For instance, among other things the CFG generator script defines the
following option to select an allocator:

    --alloctype       {mallocproxy,tlsf,simple}

To override the generator option's default values, one must define an
environment variable whose name starts with "CFGARG_" followed by the
generator's option name in upper case.

For example, the 'alloctype' options can be overriden through an
environment variable named "CFGARG_ALLOCTYPE"

    export CFGARG_ALLOCTYPE="mallocproxy"

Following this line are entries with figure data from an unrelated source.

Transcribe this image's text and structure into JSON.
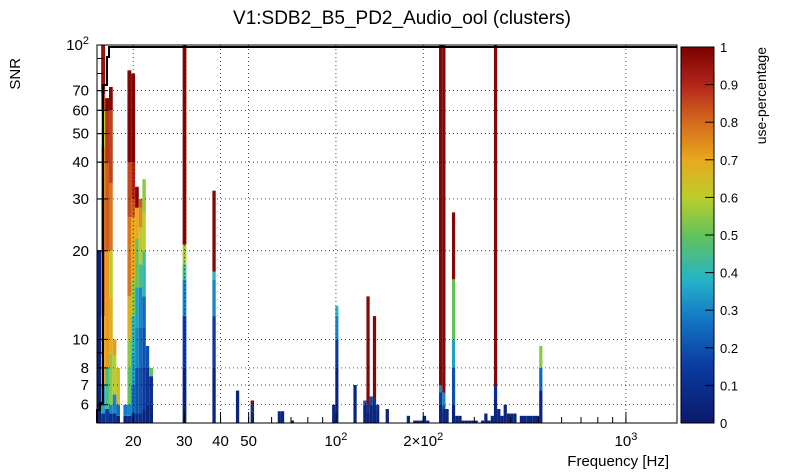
{
  "chart_data": {
    "type": "heatmap",
    "title": "V1:SDB2_B5_PD2_Audio_ool (clusters)",
    "xlabel": "Frequency [Hz]",
    "ylabel": "SNR",
    "xscale": "log",
    "yscale": "log",
    "xlim": [
      15,
      1500
    ],
    "ylim": [
      5.2,
      100
    ],
    "x_ticks": [
      {
        "value": 20,
        "label": "20"
      },
      {
        "value": 30,
        "label": "30"
      },
      {
        "value": 40,
        "label": "40"
      },
      {
        "value": 50,
        "label": "50"
      },
      {
        "value": 100,
        "label": "10",
        "sup": "2"
      },
      {
        "value": 200,
        "label": "2×10",
        "sup": "2"
      },
      {
        "value": 1000,
        "label": "10",
        "sup": "3"
      }
    ],
    "y_ticks": [
      {
        "value": 6,
        "label": "6"
      },
      {
        "value": 7,
        "label": "7"
      },
      {
        "value": 8,
        "label": "8"
      },
      {
        "value": 10,
        "label": "10"
      },
      {
        "value": 20,
        "label": "20"
      },
      {
        "value": 30,
        "label": "30"
      },
      {
        "value": 40,
        "label": "40"
      },
      {
        "value": 50,
        "label": "50"
      },
      {
        "value": 60,
        "label": "60"
      },
      {
        "value": 70,
        "label": "70"
      },
      {
        "value": 100,
        "label": "10",
        "sup": "2"
      }
    ],
    "grid": true,
    "colorbar": {
      "label": "use-percentage",
      "range": [
        0,
        1
      ],
      "ticks": [
        "0",
        "0.1",
        "0.2",
        "0.3",
        "0.4",
        "0.5",
        "0.6",
        "0.7",
        "0.8",
        "0.9",
        "1"
      ]
    },
    "columns": [
      {
        "x0": 15.0,
        "x1": 15.5,
        "cells": [
          [
            5.2,
            20,
            0.05
          ]
        ]
      },
      {
        "x0": 15.5,
        "x1": 16.0,
        "cells": [
          [
            5.2,
            5.6,
            0.1
          ],
          [
            5.6,
            7,
            0.35
          ],
          [
            7,
            12,
            0.7
          ],
          [
            12,
            30,
            0.8
          ],
          [
            30,
            45,
            0.75
          ],
          [
            45,
            60,
            0.6
          ],
          [
            60,
            68,
            0.85
          ],
          [
            68,
            100,
            0.95
          ]
        ]
      },
      {
        "x0": 16.0,
        "x1": 16.5,
        "cells": [
          [
            5.2,
            5.8,
            0.15
          ],
          [
            5.8,
            8,
            0.45
          ],
          [
            8,
            20,
            0.72
          ],
          [
            20,
            40,
            0.82
          ],
          [
            40,
            60,
            0.88
          ],
          [
            60,
            66,
            0.98
          ]
        ]
      },
      {
        "x0": 16.5,
        "x1": 17.0,
        "cells": [
          [
            5.2,
            5.6,
            0.1
          ],
          [
            5.6,
            6,
            0.3
          ],
          [
            6,
            9,
            0.55
          ],
          [
            9,
            14,
            0.68
          ],
          [
            14,
            20,
            0.6
          ],
          [
            20,
            34,
            0.78
          ],
          [
            34,
            60,
            0.86
          ],
          [
            60,
            72,
            0.98
          ]
        ]
      },
      {
        "x0": 17.0,
        "x1": 17.5,
        "cells": [
          [
            5.2,
            5.6,
            0.1
          ],
          [
            5.6,
            6.5,
            0.3
          ],
          [
            6.5,
            8.8,
            0.6
          ],
          [
            8.8,
            10,
            0.72
          ]
        ]
      },
      {
        "x0": 17.5,
        "x1": 18.0,
        "cells": [
          [
            5.2,
            5.5,
            0.05
          ],
          [
            5.5,
            6,
            0.25
          ],
          [
            6,
            8,
            0.65
          ]
        ]
      },
      {
        "x0": 18.5,
        "x1": 19.1,
        "cells": [
          [
            5.2,
            5.5,
            0.05
          ],
          [
            5.5,
            6,
            0.28
          ]
        ]
      },
      {
        "x0": 19.1,
        "x1": 19.7,
        "cells": [
          [
            5.2,
            5.5,
            0.08
          ],
          [
            5.5,
            6,
            0.3
          ],
          [
            6,
            8,
            0.5
          ],
          [
            8,
            10,
            0.55
          ],
          [
            10,
            14,
            0.68
          ],
          [
            14,
            26,
            0.78
          ],
          [
            26,
            40,
            0.85
          ],
          [
            40,
            82,
            0.98
          ]
        ]
      },
      {
        "x0": 19.7,
        "x1": 20.3,
        "cells": [
          [
            5.2,
            5.6,
            0.1
          ],
          [
            5.6,
            7,
            0.25
          ],
          [
            7,
            9,
            0.35
          ],
          [
            9,
            12,
            0.4
          ],
          [
            12,
            16,
            0.55
          ],
          [
            16,
            26,
            0.7
          ],
          [
            26,
            30,
            0.82
          ],
          [
            30,
            40,
            0.9
          ],
          [
            40,
            80,
            0.98
          ]
        ]
      },
      {
        "x0": 20.3,
        "x1": 20.9,
        "cells": [
          [
            5.2,
            5.6,
            0.08
          ],
          [
            5.6,
            8,
            0.2
          ],
          [
            8,
            11,
            0.3
          ],
          [
            11,
            15,
            0.35
          ],
          [
            15,
            22,
            0.5
          ],
          [
            22,
            28,
            0.7
          ],
          [
            28,
            33,
            0.98
          ]
        ]
      },
      {
        "x0": 20.9,
        "x1": 21.5,
        "cells": [
          [
            5.2,
            5.6,
            0.1
          ],
          [
            5.6,
            8,
            0.2
          ],
          [
            8,
            11,
            0.25
          ],
          [
            11,
            15,
            0.3
          ],
          [
            15,
            18,
            0.45
          ],
          [
            18,
            24,
            0.62
          ],
          [
            24,
            28,
            0.75
          ],
          [
            28,
            30,
            0.82
          ]
        ]
      },
      {
        "x0": 21.5,
        "x1": 22.1,
        "cells": [
          [
            5.2,
            5.8,
            0.05
          ],
          [
            5.8,
            8,
            0.15
          ],
          [
            8,
            11,
            0.2
          ],
          [
            11,
            14,
            0.25
          ],
          [
            14,
            18,
            0.4
          ],
          [
            18,
            20,
            0.45
          ],
          [
            20,
            27,
            0.6
          ],
          [
            27,
            35,
            0.55
          ]
        ]
      },
      {
        "x0": 22.1,
        "x1": 22.7,
        "cells": [
          [
            5.2,
            6,
            0.05
          ],
          [
            6,
            8,
            0.12
          ],
          [
            8,
            9.5,
            0.2
          ]
        ]
      },
      {
        "x0": 22.7,
        "x1": 23.4,
        "cells": [
          [
            5.2,
            6,
            0.05
          ],
          [
            6,
            7.5,
            0.1
          ],
          [
            7.5,
            8,
            0.5
          ]
        ]
      },
      {
        "x0": 29.6,
        "x1": 30.5,
        "cells": [
          [
            5.2,
            8,
            0.05
          ],
          [
            8,
            12,
            0.15
          ],
          [
            12,
            16,
            0.3
          ],
          [
            16,
            18,
            0.45
          ],
          [
            18,
            21,
            0.58
          ],
          [
            21,
            100,
            0.98
          ]
        ]
      },
      {
        "x0": 37.5,
        "x1": 38.5,
        "cells": [
          [
            5.2,
            8,
            0.05
          ],
          [
            8,
            12,
            0.15
          ],
          [
            12,
            16,
            0.3
          ],
          [
            16,
            17,
            0.4
          ],
          [
            17,
            32,
            0.98
          ]
        ]
      },
      {
        "x0": 45.2,
        "x1": 46.4,
        "cells": [
          [
            5.2,
            6.7,
            0.05
          ]
        ]
      },
      {
        "x0": 50.8,
        "x1": 52.2,
        "cells": [
          [
            5.2,
            5.7,
            0.05
          ],
          [
            5.7,
            6,
            0.1
          ],
          [
            6,
            6.2,
            0.98
          ]
        ]
      },
      {
        "x0": 63.0,
        "x1": 64.6,
        "cells": [
          [
            5.2,
            5.7,
            0.05
          ]
        ]
      },
      {
        "x0": 64.6,
        "x1": 66.3,
        "cells": [
          [
            5.2,
            5.7,
            0.05
          ]
        ]
      },
      {
        "x0": 69.9,
        "x1": 71.7,
        "cells": [
          [
            5.2,
            5.3,
            0.05
          ]
        ]
      },
      {
        "x0": 97.0,
        "x1": 99.5,
        "cells": [
          [
            5.2,
            6,
            0.05
          ]
        ]
      },
      {
        "x0": 99.5,
        "x1": 102,
        "cells": [
          [
            5.2,
            8,
            0.05
          ],
          [
            8,
            10,
            0.15
          ],
          [
            10,
            12,
            0.3
          ],
          [
            12,
            13,
            0.4
          ]
        ]
      },
      {
        "x0": 114.9,
        "x1": 117.9,
        "cells": [
          [
            5.2,
            7,
            0.05
          ]
        ]
      },
      {
        "x0": 124.2,
        "x1": 127.4,
        "cells": [
          [
            5.2,
            6,
            0.05
          ],
          [
            6,
            6.2,
            0.2
          ]
        ]
      },
      {
        "x0": 127.4,
        "x1": 130.7,
        "cells": [
          [
            5.2,
            5.7,
            0.05
          ],
          [
            5.7,
            6,
            0.1
          ],
          [
            6,
            14,
            0.98
          ]
        ]
      },
      {
        "x0": 130.7,
        "x1": 134.1,
        "cells": [
          [
            5.2,
            6,
            0.05
          ],
          [
            6,
            6.4,
            0.18
          ]
        ]
      },
      {
        "x0": 134.1,
        "x1": 137.6,
        "cells": [
          [
            5.2,
            6,
            0.05
          ],
          [
            6,
            6.3,
            0.1
          ],
          [
            6.3,
            12,
            0.98
          ]
        ]
      },
      {
        "x0": 137.6,
        "x1": 141.1,
        "cells": [
          [
            5.2,
            5.8,
            0.05
          ],
          [
            5.8,
            6,
            0.1
          ]
        ]
      },
      {
        "x0": 148.4,
        "x1": 152.3,
        "cells": [
          [
            5.2,
            5.8,
            0.05
          ]
        ]
      },
      {
        "x0": 175.5,
        "x1": 180,
        "cells": [
          [
            5.2,
            5.5,
            0.05
          ]
        ]
      },
      {
        "x0": 184.7,
        "x1": 189.5,
        "cells": [
          [
            5.2,
            5.3,
            0.05
          ]
        ]
      },
      {
        "x0": 189.5,
        "x1": 194.4,
        "cells": [
          [
            5.2,
            5.3,
            0.05
          ]
        ]
      },
      {
        "x0": 194.4,
        "x1": 199.5,
        "cells": [
          [
            5.2,
            5.3,
            0.05
          ]
        ]
      },
      {
        "x0": 199.5,
        "x1": 204.6,
        "cells": [
          [
            5.2,
            5.5,
            0.05
          ]
        ]
      },
      {
        "x0": 204.6,
        "x1": 210,
        "cells": [
          [
            5.2,
            5.3,
            0.05
          ]
        ]
      },
      {
        "x0": 226.7,
        "x1": 232.6,
        "cells": [
          [
            5.2,
            6,
            0.05
          ],
          [
            6,
            6.6,
            0.15
          ],
          [
            6.6,
            7,
            0.3
          ],
          [
            7,
            100,
            0.98
          ]
        ]
      },
      {
        "x0": 232.6,
        "x1": 238.6,
        "cells": [
          [
            5.2,
            5.8,
            0.05
          ],
          [
            5.8,
            6,
            0.2
          ],
          [
            6,
            6.6,
            0.3
          ],
          [
            6.6,
            100,
            0.98
          ]
        ]
      },
      {
        "x0": 238.6,
        "x1": 244.8,
        "cells": [
          [
            5.2,
            5.8,
            0.05
          ]
        ]
      },
      {
        "x0": 251.2,
        "x1": 257.7,
        "cells": [
          [
            5.2,
            6,
            0.05
          ],
          [
            6,
            8,
            0.2
          ],
          [
            8,
            10,
            0.35
          ],
          [
            10,
            16,
            0.5
          ],
          [
            16,
            27,
            0.98
          ]
        ]
      },
      {
        "x0": 257.7,
        "x1": 264.4,
        "cells": [
          [
            5.2,
            5.5,
            0.05
          ]
        ]
      },
      {
        "x0": 264.4,
        "x1": 271.3,
        "cells": [
          [
            5.2,
            5.5,
            0.05
          ]
        ]
      },
      {
        "x0": 271.3,
        "x1": 278.3,
        "cells": [
          [
            5.2,
            5.3,
            0.05
          ]
        ]
      },
      {
        "x0": 278.3,
        "x1": 285.6,
        "cells": [
          [
            5.2,
            5.3,
            0.05
          ]
        ]
      },
      {
        "x0": 285.6,
        "x1": 293,
        "cells": [
          [
            5.2,
            5.3,
            0.05
          ]
        ]
      },
      {
        "x0": 293,
        "x1": 300.6,
        "cells": [
          [
            5.2,
            5.3,
            0.05
          ]
        ]
      },
      {
        "x0": 300.6,
        "x1": 308.4,
        "cells": [
          [
            5.2,
            5.3,
            0.05
          ]
        ]
      },
      {
        "x0": 316.4,
        "x1": 324.7,
        "cells": [
          [
            5.2,
            5.3,
            0.05
          ]
        ]
      },
      {
        "x0": 324.7,
        "x1": 333.1,
        "cells": [
          [
            5.2,
            5.6,
            0.05
          ]
        ]
      },
      {
        "x0": 333.1,
        "x1": 341.8,
        "cells": [
          [
            5.2,
            5.3,
            0.05
          ]
        ]
      },
      {
        "x0": 341.8,
        "x1": 350.6,
        "cells": [
          [
            5.2,
            5.5,
            0.05
          ]
        ]
      },
      {
        "x0": 350.6,
        "x1": 359.7,
        "cells": [
          [
            5.2,
            6.3,
            0.05
          ],
          [
            6.3,
            7,
            0.1
          ],
          [
            7,
            100,
            0.98
          ]
        ]
      },
      {
        "x0": 359.7,
        "x1": 369.1,
        "cells": [
          [
            5.2,
            5.8,
            0.05
          ]
        ]
      },
      {
        "x0": 369.1,
        "x1": 378.7,
        "cells": [
          [
            5.2,
            5.5,
            0.05
          ]
        ]
      },
      {
        "x0": 378.7,
        "x1": 388.5,
        "cells": [
          [
            5.2,
            6,
            0.05
          ]
        ]
      },
      {
        "x0": 388.5,
        "x1": 398.6,
        "cells": [
          [
            5.2,
            5.6,
            0.05
          ]
        ]
      },
      {
        "x0": 398.6,
        "x1": 408.9,
        "cells": [
          [
            5.2,
            5.6,
            0.05
          ]
        ]
      },
      {
        "x0": 408.9,
        "x1": 419.6,
        "cells": [
          [
            5.2,
            5.6,
            0.05
          ]
        ]
      },
      {
        "x0": 430.5,
        "x1": 441.7,
        "cells": [
          [
            5.2,
            5.5,
            0.05
          ]
        ]
      },
      {
        "x0": 441.7,
        "x1": 453.2,
        "cells": [
          [
            5.2,
            5.5,
            0.05
          ]
        ]
      },
      {
        "x0": 453.2,
        "x1": 465,
        "cells": [
          [
            5.2,
            5.5,
            0.05
          ]
        ]
      },
      {
        "x0": 465,
        "x1": 477.1,
        "cells": [
          [
            5.2,
            5.5,
            0.05
          ]
        ]
      },
      {
        "x0": 477.1,
        "x1": 489.5,
        "cells": [
          [
            5.2,
            5.5,
            0.05
          ]
        ]
      },
      {
        "x0": 489.5,
        "x1": 502.2,
        "cells": [
          [
            5.2,
            5.5,
            0.05
          ]
        ]
      },
      {
        "x0": 502.2,
        "x1": 515.2,
        "cells": [
          [
            5.2,
            6.7,
            0.05
          ],
          [
            6.7,
            8,
            0.25
          ],
          [
            8,
            9.5,
            0.55
          ]
        ]
      }
    ]
  }
}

Once this environment variable is defined, any micro-benchmark ran through
the performance driver in this environment will be using a generated CFG file
that uses 'mallocproxy' as allocator.


******************************
* Extracting plots from runs
******************************

** Generating worker scaling throughput-based plots

The performance driver outputs scaling reports that can be
further processed for automated plotting through gnuplot.

Three plotting scripts are available under the'scripts/' folder:

1- plotCoreScalingSingleRun.sh

    Allows to plot a single scaling report

2- plotCoreScalingMultiRun.sh

    Allows to overlay multiple scaling reports

3- plotCoreScalingTrendRun.sh

    Allows 'trend' plotting from multiple scaling reports

The first two display core scaling on the x-axis and throughput on the y-axis.

The third allows to plot each individual report on a x-axis tick (in the order
they were passed on the command line) while the y-axis is the throughput. There
is then a single curve per core count. For example, let say you do a daily
core-scaling run for 1,2,4,8 cores and invoke 'plotCoreScalingTrendRun.sh'
with all the daily reports properly ordered as command line arguments. The plot
shows 4 curves, where each x-axis tick is a day, and each day has 4 data point
representing the throughput for 1,2,4,8 cores.

Examples:

Generate a single report plot:
    ./scripts/plotCoreScalingSingleRun.sh myReport

Generate a multi report plot:
    ./scripts/plotCoreScalingMultiRun.sh myReport1 myReport2

Generate a daily trend report plot:
    ./scripts/plotCoreScalingTrendRun.sh myReportMon myReportTue myReportWed


******************************
* Adding micro-benchmarks
******************************

- Each micro-benchmark must declare a header with the following format:

// DESC: The purpose of the benchmark
// TIME: What the benchmark times
// FREQ: The granularity of the timed operation

And a follow up comment block that lists all the parameters used
by the micro-benchmark:

// VARIABLES:
// - VAR1_NAME
// - VAR2_NAME

- Micro-benchmark parameterization: Whenever possible make use of one of the
predefined parameters that can be found in 'default.mk'. For example, if
you'd like to parameterize your micro-benchmark to use a different number of
datablocks, reuse the 'DB_NBS' parameter pre-defined in 'default.mk'.

- To ensure compatibility with post-processing tools, all timings and results
printing must be done through the timer interface defined by the framework.
The timer declarations can be found are defined under 'performance-tests/inc/helper.h'.
In your micro-benchmark code we recommend to only include 'perfs.h' which in turn
includes any other framework headers.